In México, stunting, defined as linear growth failure for age, is the most prevalent form of undernutrition with short- and long-term health, cognitive, economic, and social consequences. Evidence has shown an association between stunting and lower socioeconomic status (SES) and intergenerational effect on linear growth, which perpetuates and evidences the cycle of inequalities in the country.
In México, the prevalence of stunting is higher in the southern region, being most prevalent in rural and marginalized communities. Our hypothesis is that Household food security (HFS) is a protective factor against stunting, regardless of the region, area, and gender, in adolescents in Mexico. HFS is achieved when people living in a household have physical and economic access to sufficient, innocuous, and nutritious food to meet their dietary needs and food preferences..

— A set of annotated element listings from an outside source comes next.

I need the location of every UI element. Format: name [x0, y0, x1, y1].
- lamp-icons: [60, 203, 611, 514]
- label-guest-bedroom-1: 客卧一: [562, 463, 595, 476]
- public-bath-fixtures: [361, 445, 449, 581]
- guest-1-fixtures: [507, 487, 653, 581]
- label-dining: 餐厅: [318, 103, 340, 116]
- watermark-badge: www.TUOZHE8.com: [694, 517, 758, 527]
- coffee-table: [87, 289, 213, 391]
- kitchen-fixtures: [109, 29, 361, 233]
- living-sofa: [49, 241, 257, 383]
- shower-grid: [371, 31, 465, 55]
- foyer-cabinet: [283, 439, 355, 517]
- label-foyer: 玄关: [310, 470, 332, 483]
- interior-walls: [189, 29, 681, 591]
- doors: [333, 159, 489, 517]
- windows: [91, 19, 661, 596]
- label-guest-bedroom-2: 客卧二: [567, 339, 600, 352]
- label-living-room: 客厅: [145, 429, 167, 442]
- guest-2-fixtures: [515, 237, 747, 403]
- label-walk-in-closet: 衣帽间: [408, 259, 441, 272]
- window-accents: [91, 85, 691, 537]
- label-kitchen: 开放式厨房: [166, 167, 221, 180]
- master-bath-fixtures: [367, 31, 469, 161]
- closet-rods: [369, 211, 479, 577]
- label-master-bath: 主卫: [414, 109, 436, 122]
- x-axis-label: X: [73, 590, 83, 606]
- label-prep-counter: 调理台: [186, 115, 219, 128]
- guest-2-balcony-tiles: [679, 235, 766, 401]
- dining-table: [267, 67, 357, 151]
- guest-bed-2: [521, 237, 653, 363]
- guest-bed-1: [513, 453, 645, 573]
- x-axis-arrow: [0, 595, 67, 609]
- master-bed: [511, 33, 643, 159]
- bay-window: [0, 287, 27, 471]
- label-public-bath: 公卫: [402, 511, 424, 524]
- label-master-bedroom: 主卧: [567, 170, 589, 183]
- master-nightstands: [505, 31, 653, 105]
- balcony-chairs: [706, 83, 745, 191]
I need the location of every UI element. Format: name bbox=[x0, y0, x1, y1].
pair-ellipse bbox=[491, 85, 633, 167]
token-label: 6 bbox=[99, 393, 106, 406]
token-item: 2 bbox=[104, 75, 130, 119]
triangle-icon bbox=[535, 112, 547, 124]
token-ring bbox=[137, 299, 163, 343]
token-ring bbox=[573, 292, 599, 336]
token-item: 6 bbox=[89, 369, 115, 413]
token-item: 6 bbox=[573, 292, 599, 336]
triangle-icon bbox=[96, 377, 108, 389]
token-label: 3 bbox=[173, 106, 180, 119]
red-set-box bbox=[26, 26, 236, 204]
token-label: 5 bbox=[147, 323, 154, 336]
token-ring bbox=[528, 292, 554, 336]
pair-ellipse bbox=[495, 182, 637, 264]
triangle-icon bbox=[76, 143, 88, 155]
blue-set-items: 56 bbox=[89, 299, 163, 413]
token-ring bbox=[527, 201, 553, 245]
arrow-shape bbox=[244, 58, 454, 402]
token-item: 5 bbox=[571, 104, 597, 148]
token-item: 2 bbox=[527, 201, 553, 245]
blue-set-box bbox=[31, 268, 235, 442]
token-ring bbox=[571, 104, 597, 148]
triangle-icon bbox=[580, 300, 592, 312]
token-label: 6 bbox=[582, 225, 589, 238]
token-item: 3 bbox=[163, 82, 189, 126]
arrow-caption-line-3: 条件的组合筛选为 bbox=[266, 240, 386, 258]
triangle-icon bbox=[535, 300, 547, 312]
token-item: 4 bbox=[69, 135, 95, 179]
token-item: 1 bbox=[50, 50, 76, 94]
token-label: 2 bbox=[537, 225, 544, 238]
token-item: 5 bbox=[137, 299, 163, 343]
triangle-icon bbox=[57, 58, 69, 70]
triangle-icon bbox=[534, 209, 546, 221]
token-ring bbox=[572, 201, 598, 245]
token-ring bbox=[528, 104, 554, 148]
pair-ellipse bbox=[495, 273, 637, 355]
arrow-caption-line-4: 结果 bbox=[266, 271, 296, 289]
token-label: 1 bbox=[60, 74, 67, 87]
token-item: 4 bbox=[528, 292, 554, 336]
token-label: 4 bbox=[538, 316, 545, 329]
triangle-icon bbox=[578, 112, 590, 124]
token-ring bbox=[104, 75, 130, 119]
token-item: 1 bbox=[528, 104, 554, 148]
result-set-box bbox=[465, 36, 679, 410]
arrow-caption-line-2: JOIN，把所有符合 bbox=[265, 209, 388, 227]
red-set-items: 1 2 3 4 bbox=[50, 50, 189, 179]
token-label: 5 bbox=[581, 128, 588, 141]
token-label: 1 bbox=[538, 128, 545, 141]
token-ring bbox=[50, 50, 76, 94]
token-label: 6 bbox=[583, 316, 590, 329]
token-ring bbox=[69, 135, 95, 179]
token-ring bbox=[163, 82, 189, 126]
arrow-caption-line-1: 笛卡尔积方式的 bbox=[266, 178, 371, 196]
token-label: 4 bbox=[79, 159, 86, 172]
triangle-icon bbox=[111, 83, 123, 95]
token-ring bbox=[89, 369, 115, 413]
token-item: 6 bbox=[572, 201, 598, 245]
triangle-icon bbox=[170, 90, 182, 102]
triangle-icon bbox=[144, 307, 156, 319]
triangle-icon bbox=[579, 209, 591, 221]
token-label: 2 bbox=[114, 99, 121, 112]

To inform this relationship, we use the Epidemiological Transition Theory and the Dualistic Theory of Development.
Data and samples: We use the Mexican National Health and Nutrition Survey 2016 (ENSANUT 2016), a nationally-representative cross-sectional study with a subset data with 3,441 adolescents aged 10-19 years.
Measures: Stunting (dependent variable) was operationalized as height-for-age under –2 standard deviations (SD) of the WHO child growth standards median referred to as LfA-z- score. Measurement of HFS was estimated using the Latin American and Caribbean Food Security Scale (ELCSA), categorizing households into 4 clusters: secure, insecure mild, insecure moderate and insecure severe. Mexico was divided into 4 regions: north, center, metropolitan and south, and each region into rural or urban settings as communities with a population size of <2,500 or ≥ 2,500 individuals. A new area variable was generated with 8 categories. We performed multivariable logistic regression models, margins, and tested interaction effects by area and level of food security on stunting. We further stratified analyses by level of food security and gender.
Results indicate that adolescents living in the southern-rural area are more likely to be stunted compared to those in the northern-rural area in México (adjusted odds ratio (AOR) 2.37, 95% CI 1.13-4.97). In stratified analyses by HFS, we found that food security was not protective against adolescent stunting in the southern-rural area in Mexico (AOR 5.83, 95% CI 1.66-20.50). We also found a statistically significant interaction effect between region and HFS on stunting in females (p-value< 0.001). Female adolescents living in food insecure households in the southern-rural region had the highest probabilities for being stunted (44.05%, 95% CI 25.23-62.87%), followed by counterparts living in food secure households in that same area (28.69%, 95% CI 10.30-47.08%).
Conclusions and Implications:
Findings do not support our hypothesis that food security would be protective against adolescent stunting in all regions in México. Results by gender in the southern-rural region portray the unequal distribution of economic and health resources in México. In sum, our findings show that growth indicators such as height for age in adolescents and the intergenerational effect of stunting will not improve unless urgent and evidence-based policies are implemented in southern México.